The product
Dvar is an open-source policy firewall for AI-agent actions, tool calls, and Model Context Protocol connections. It evaluates a proposed action before the side effect occurs and returns a deterministic decision: allow, deny, or require_approval.
The product is designed to make agent behaviour inspectable and governable at the boundary where software begins to act on systems, data, infrastructure, or external services.
The problem
AI agents can reason probabilistically while the systems they operate require deterministic control. Prompt instructions alone are not an adequate authorization, approval, or audit boundary for sensitive tool actions.
Dvar separates model reasoning from action policy. The agent may propose an operation, but execution proceeds only after the policy runtime evaluates the principal, agent, tenant, environment, capability, tool, and arguments.
Core capabilities
- Declarative YAML and JSON policy.
- Deterministic rule precedence and stable reason codes.
allow,deny, andrequire_approvaldecisions.off,monitor,enforce, andstrictoperating modes.- TypeScript and Node.js-first tool wrappers.

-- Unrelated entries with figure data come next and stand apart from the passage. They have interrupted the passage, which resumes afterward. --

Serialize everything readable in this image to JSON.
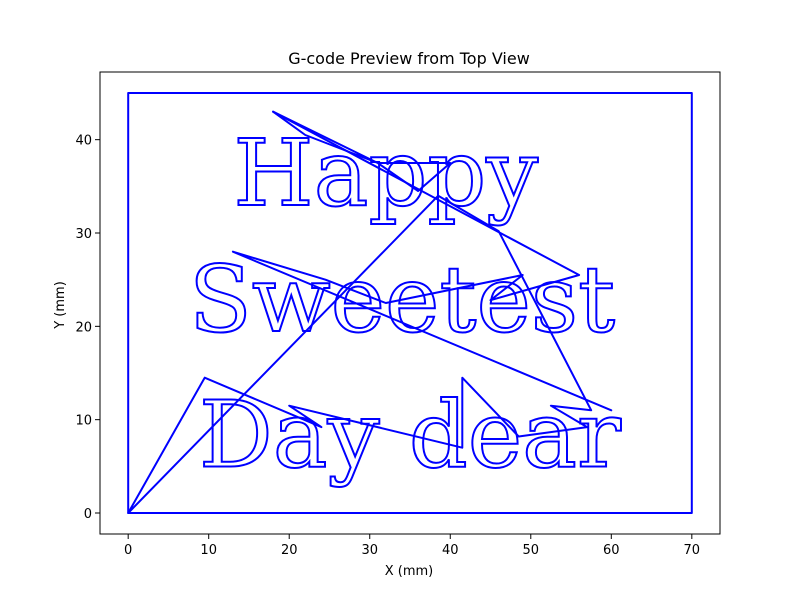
{
  "chart_data": {
    "type": "line",
    "title": "G-code Preview from Top View",
    "xlabel": "X (mm)",
    "ylabel": "Y (mm)",
    "xlim": [
      -3.5,
      73.5
    ],
    "ylim": [
      -2.25,
      47.25
    ],
    "xticks": [
      0,
      10,
      20,
      30,
      40,
      50,
      60,
      70
    ],
    "yticks": [
      0,
      10,
      20,
      30,
      40
    ],
    "grid": false,
    "line_color": "#0000ff",
    "series": [
      {
        "values": [
          {
            "x": 0,
            "y": 0
          },
          {
            "x": 70,
            "y": 0
          },
          {
            "x": 70,
            "y": 45
          },
          {
            "x": 0,
            "y": 45
          },
          {
            "x": 0,
            "y": 0
          }
        ]
      },
      {
        "values": [
          {
            "x": 0,
            "y": 0
          },
          {
            "x": 9.5,
            "y": 14.5
          },
          {
            "x": 24,
            "y": 9.2
          },
          {
            "x": 20,
            "y": 11.5
          },
          {
            "x": 41.5,
            "y": 7
          },
          {
            "x": 41.5,
            "y": 14.5
          },
          {
            "x": 48.5,
            "y": 8.2
          },
          {
            "x": 57,
            "y": 9.2
          },
          {
            "x": 52.5,
            "y": 11.5
          },
          {
            "x": 57.5,
            "y": 11
          },
          {
            "x": 46,
            "y": 30.2
          },
          {
            "x": 38.5,
            "y": 34
          },
          {
            "x": 0,
            "y": 0
          }
        ]
      },
      {
        "values": [
          {
            "x": 18,
            "y": 43
          },
          {
            "x": 56,
            "y": 25.5
          },
          {
            "x": 45,
            "y": 22.8
          },
          {
            "x": 49,
            "y": 25.5
          },
          {
            "x": 32,
            "y": 22.5
          },
          {
            "x": 24.5,
            "y": 25
          },
          {
            "x": 13,
            "y": 28
          },
          {
            "x": 60,
            "y": 11
          }
        ]
      },
      {
        "values": [
          {
            "x": 18,
            "y": 43
          },
          {
            "x": 31,
            "y": 37.5
          },
          {
            "x": 36,
            "y": 34.5
          },
          {
            "x": 40,
            "y": 37.5
          },
          {
            "x": 31,
            "y": 37.5
          },
          {
            "x": 22,
            "y": 40.5
          },
          {
            "x": 18,
            "y": 43
          }
        ]
      }
    ],
    "text_traces": [
      {
        "text": "Happy",
        "x": 32,
        "y": 33
      },
      {
        "text": "Sweetest",
        "x": 34,
        "y": 19.5
      },
      {
        "text": "Day dear",
        "x": 35,
        "y": 5
      }
    ]
  }
}
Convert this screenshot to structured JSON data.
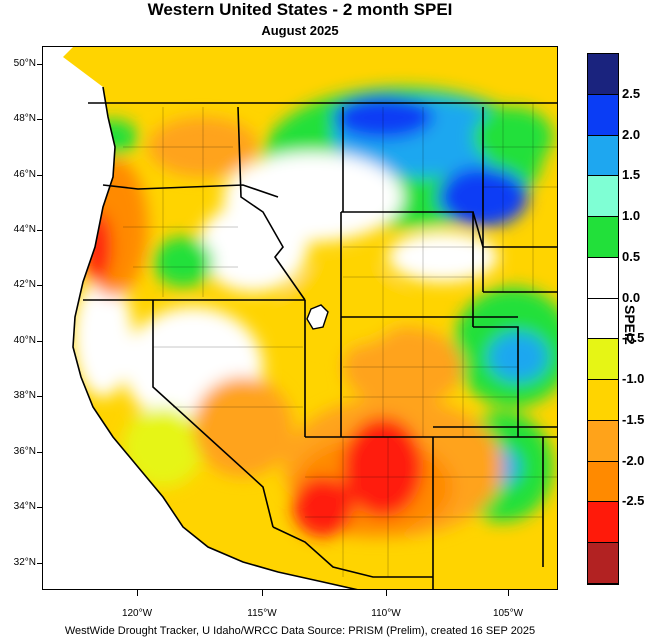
{
  "title": "Western United States - 2 month SPEI",
  "subtitle": "August 2025",
  "credit": "WestWide Drought Tracker, U Idaho/WRCC Data Source: PRISM (Prelim), created 16 SEP 2025",
  "legend": {
    "title": "SPEI2",
    "labels": [
      "2.5",
      "2.0",
      "1.5",
      "1.0",
      "0.5",
      "0.0",
      "-0.5",
      "-1.0",
      "-1.5",
      "-2.0",
      "-2.5"
    ],
    "colors": [
      "#1a237e",
      "#0a3df5",
      "#1ea7f0",
      "#7fffd4",
      "#22e03a",
      "#ffffff",
      "#ffffff",
      "#e6f515",
      "#ffd400",
      "#ffa31a",
      "#ff8a00",
      "#ff1a0a",
      "#b22222"
    ]
  },
  "lat_labels": [
    "50°N",
    "48°N",
    "46°N",
    "44°N",
    "42°N",
    "40°N",
    "38°N",
    "36°N",
    "34°N",
    "32°N"
  ],
  "lon_labels": [
    "120°W",
    "115°W",
    "110°W",
    "105°W"
  ]
}
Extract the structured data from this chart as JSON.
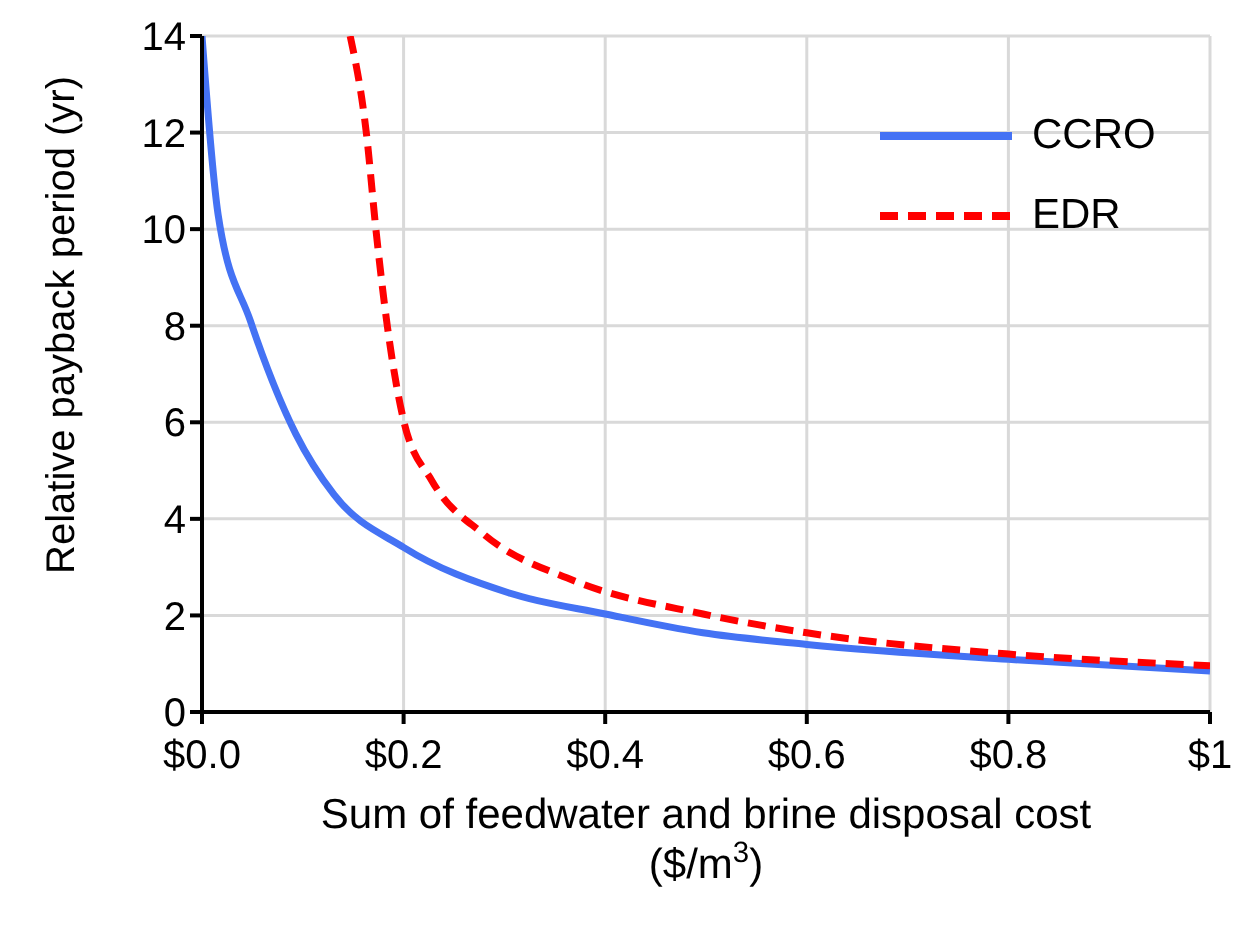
{
  "chart_data": {
    "type": "line",
    "xlabel": "Sum of feedwater and brine disposal cost ($/m$^{3}$)",
    "ylabel": "Relative payback period (yr)",
    "xlim": [
      0,
      1
    ],
    "xticks": [
      {
        "value": 0,
        "label": "$0.0"
      },
      {
        "value": 0.2,
        "label": "$0.2"
      },
      {
        "value": 0.4,
        "label": "$0.4"
      },
      {
        "value": 0.6,
        "label": "$0.6"
      },
      {
        "value": 0.8,
        "label": "$0.8"
      },
      {
        "value": 1,
        "label": "$1"
      }
    ],
    "ylim": [
      0,
      14
    ],
    "yticks": [
      0,
      2,
      4,
      6,
      8,
      10,
      12,
      14
    ],
    "grid": true,
    "legend": "top right",
    "marker": "none",
    "series": [
      {
        "name": "CCRO",
        "color": "#4472f4",
        "line_style": "solid",
        "x": [
          0,
          0.016,
          0.048,
          0.093,
          0.131,
          0.2,
          0.304,
          0.4,
          0.497,
          0.6,
          0.8,
          1
        ],
        "values": [
          14,
          10.3,
          8.1,
          5.76,
          4.5,
          3.41,
          2.47,
          2.03,
          1.64,
          1.4,
          1.09,
          0.85
        ]
      },
      {
        "name": "EDR",
        "color": "#ff0000",
        "line_style": "dashed",
        "x": [
          0.147,
          0.163,
          0.173,
          0.184,
          0.2,
          0.228,
          0.279,
          0.369,
          0.497,
          0.6,
          0.8,
          1
        ],
        "values": [
          14,
          12,
          9.9,
          7.97,
          6.04,
          4.79,
          3.69,
          2.72,
          2.03,
          1.64,
          1.2,
          0.96
        ]
      }
    ]
  }
}
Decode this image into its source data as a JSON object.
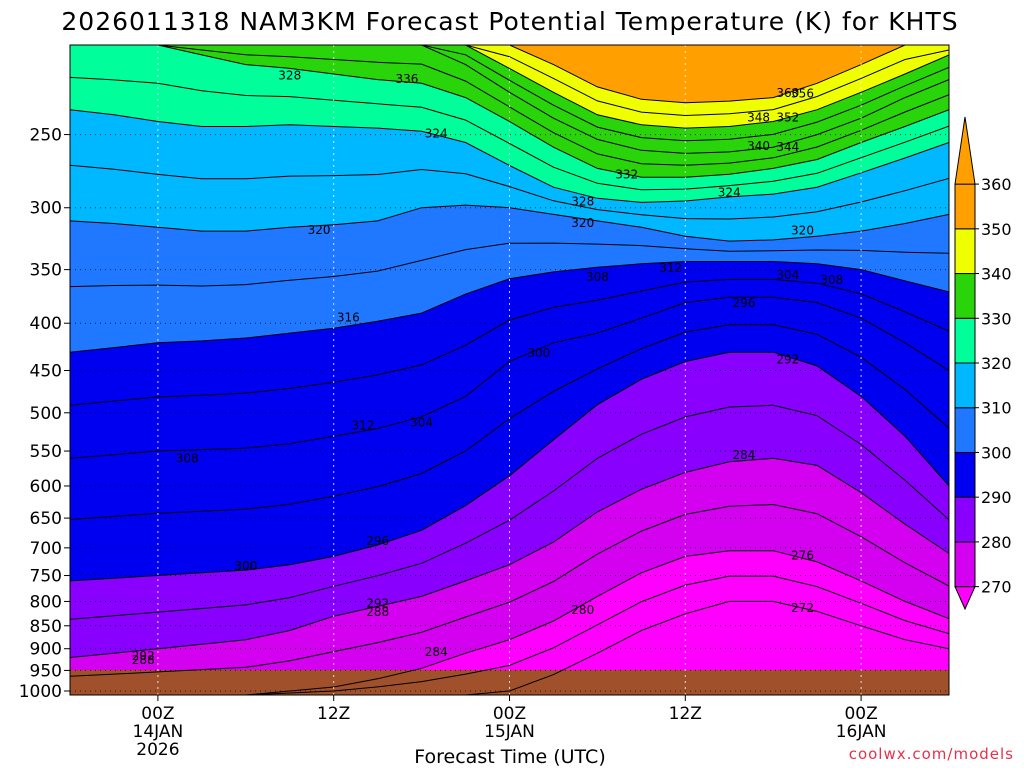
{
  "chart_data": {
    "type": "heatmap",
    "title": "2026011318 NAM3KM Forecast Potential Temperature (K) for KHTS",
    "xlabel": "Forecast Time (UTC)",
    "ylabel": "",
    "y_scale": "log-pressure",
    "ylim": [
      1010,
      200
    ],
    "xlim_hours_from_start": [
      0,
      60
    ],
    "y_ticks": [
      "250",
      "300",
      "350",
      "400",
      "450",
      "500",
      "550",
      "600",
      "650",
      "700",
      "750",
      "800",
      "850",
      "900",
      "950",
      "1000"
    ],
    "x_ticks": [
      {
        "hour": 6,
        "line1": "00Z",
        "line2": "14JAN",
        "line3": "2026"
      },
      {
        "hour": 18,
        "line1": "12Z",
        "line2": "",
        "line3": ""
      },
      {
        "hour": 30,
        "line1": "00Z",
        "line2": "15JAN",
        "line3": ""
      },
      {
        "hour": 42,
        "line1": "12Z",
        "line2": "",
        "line3": ""
      },
      {
        "hour": 54,
        "line1": "00Z",
        "line2": "16JAN",
        "line3": ""
      }
    ],
    "colorbar": {
      "levels": [
        "270",
        "280",
        "290",
        "300",
        "310",
        "320",
        "330",
        "340",
        "350",
        "360"
      ],
      "colors": [
        "#ff00ff",
        "#d400f0",
        "#8a00ff",
        "#0000f0",
        "#1f78ff",
        "#00b8ff",
        "#00ff9a",
        "#2ad40a",
        "#f0ff00",
        "#ffa000"
      ]
    },
    "contour_labels": [
      "324",
      "328",
      "336",
      "360",
      "356",
      "352",
      "348",
      "344",
      "340",
      "324",
      "332",
      "328",
      "320",
      "320",
      "324",
      "320",
      "312",
      "316",
      "308",
      "304",
      "308",
      "312",
      "300",
      "296",
      "292",
      "308",
      "304",
      "300",
      "284",
      "300",
      "276",
      "296",
      "292",
      "280",
      "272",
      "288",
      "292",
      "284",
      "288"
    ],
    "times_hours": [
      0,
      3,
      6,
      9,
      12,
      15,
      18,
      21,
      24,
      27,
      30,
      33,
      36,
      39,
      42,
      45,
      48,
      51,
      54,
      57,
      60
    ],
    "isentrope_heights_hPa": {
      "272": [
        1010,
        1010,
        1010,
        1010,
        1010,
        1010,
        1010,
        1010,
        1010,
        1010,
        1000,
        960,
        910,
        860,
        825,
        800,
        800,
        820,
        850,
        880,
        900
      ],
      "280": [
        1010,
        1010,
        1010,
        1010,
        1010,
        1000,
        990,
        970,
        945,
        910,
        880,
        840,
        790,
        745,
        715,
        705,
        705,
        725,
        760,
        800,
        835
      ],
      "288": [
        920,
        910,
        900,
        890,
        880,
        860,
        830,
        810,
        790,
        760,
        730,
        690,
        640,
        605,
        580,
        565,
        560,
        570,
        610,
        660,
        710
      ],
      "296": [
        760,
        755,
        750,
        745,
        740,
        730,
        715,
        695,
        670,
        630,
        585,
        535,
        490,
        460,
        440,
        430,
        430,
        445,
        480,
        530,
        600
      ],
      "304": [
        560,
        555,
        550,
        548,
        546,
        540,
        530,
        520,
        505,
        480,
        440,
        420,
        410,
        395,
        380,
        375,
        375,
        380,
        395,
        420,
        450
      ],
      "312": [
        430,
        425,
        420,
        418,
        415,
        410,
        405,
        398,
        390,
        372,
        358,
        352,
        348,
        345,
        343,
        343,
        343,
        345,
        350,
        360,
        370
      ],
      "320": [
        310,
        312,
        315,
        318,
        318,
        315,
        313,
        310,
        300,
        298,
        300,
        305,
        310,
        315,
        322,
        326,
        325,
        322,
        318,
        312,
        305
      ],
      "328": [
        235,
        238,
        242,
        245,
        245,
        244,
        245,
        246,
        248,
        255,
        270,
        285,
        293,
        296,
        295,
        292,
        290,
        285,
        275,
        265,
        255
      ],
      "336": [
        200,
        200,
        200,
        205,
        210,
        212,
        215,
        218,
        220,
        228,
        242,
        258,
        272,
        278,
        278,
        276,
        272,
        266,
        255,
        245,
        235
      ],
      "344": [
        200,
        200,
        200,
        200,
        200,
        200,
        200,
        200,
        200,
        210,
        225,
        240,
        253,
        260,
        262,
        261,
        258,
        250,
        240,
        228,
        218
      ],
      "352": [
        200,
        200,
        200,
        200,
        200,
        200,
        200,
        200,
        200,
        200,
        212,
        225,
        238,
        244,
        246,
        245,
        242,
        235,
        225,
        215,
        205
      ],
      "360": [
        200,
        200,
        200,
        200,
        200,
        200,
        200,
        200,
        200,
        200,
        200,
        210,
        222,
        229,
        231,
        230,
        228,
        220,
        210,
        200,
        200
      ]
    },
    "grid": true,
    "legend": "right"
  },
  "credit": "coolwx.com/models"
}
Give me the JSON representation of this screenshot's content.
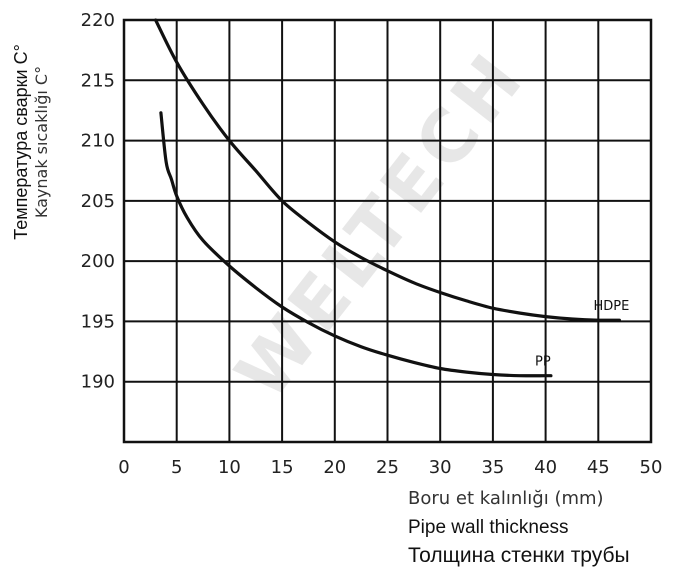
{
  "chart_data": {
    "type": "line",
    "title": "",
    "watermark": "WELTECH",
    "xlabel": [
      "Boru et kalınlığı (mm)",
      "Pipe wall thickness",
      "Толщина стенки трубы"
    ],
    "ylabel": [
      "Температура сварки C°",
      "Kaynak sıcaklığı C°"
    ],
    "xlim": [
      0,
      50
    ],
    "ylim": [
      185,
      220
    ],
    "xticks": [
      0,
      5,
      10,
      15,
      20,
      25,
      30,
      35,
      40,
      45,
      50
    ],
    "yticks": [
      190,
      195,
      200,
      205,
      210,
      215,
      220
    ],
    "grid": true,
    "series": [
      {
        "name": "HDPE",
        "x": [
          3,
          5,
          7.5,
          10,
          12.5,
          15,
          17.5,
          20,
          22.5,
          25,
          27.5,
          30,
          32.5,
          35,
          37.5,
          40,
          42.5,
          45,
          47
        ],
        "y": [
          220,
          216.5,
          213,
          210,
          207.5,
          205,
          203.2,
          201.6,
          200.3,
          199.2,
          198.2,
          197.4,
          196.7,
          196.1,
          195.7,
          195.4,
          195.2,
          195.1,
          195.1
        ]
      },
      {
        "name": "PP",
        "x": [
          3.5,
          4,
          4.5,
          5,
          6,
          7.5,
          10,
          12.5,
          15,
          17.5,
          20,
          22.5,
          25,
          27.5,
          30,
          32.5,
          35,
          37.5,
          40,
          40.5
        ],
        "y": [
          212.3,
          208.2,
          206.8,
          205.4,
          203.6,
          201.7,
          199.6,
          197.8,
          196.2,
          194.9,
          193.8,
          192.9,
          192.2,
          191.6,
          191.1,
          190.8,
          190.6,
          190.5,
          190.5,
          190.5
        ]
      }
    ]
  }
}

- JSON Schema argument validation.
- Human approval gates for sensitive actions.
- Privacy-conscious audit events and replay.
- Embedded policy tests and CLI validation.
- A path for Model Context Protocol policy enforcement.
Security boundary
Dvar complements application authorization, IAM, secrets management, sandboxing, database permissions, and network policy. It does not replace those controls, and it only protects actions that pass through its interception boundary.
This boundary is explicit by design. Dvar is not an agent framework, a generic AI gateway, or a model-based security judge.
Adoption model
Teams can begin in monitor mode, compare expected and actual decisions, run policy tests, review audit evidence, and then introduce enforcement gradually around higher-risk tools and capabilities.
Current stage
Dvar is in pre-stable development. Its current direction focuses on a compact deterministic runtime, clear policy semantics, generic TypeScript integration, approval workflows, auditability, and production-safe rollout.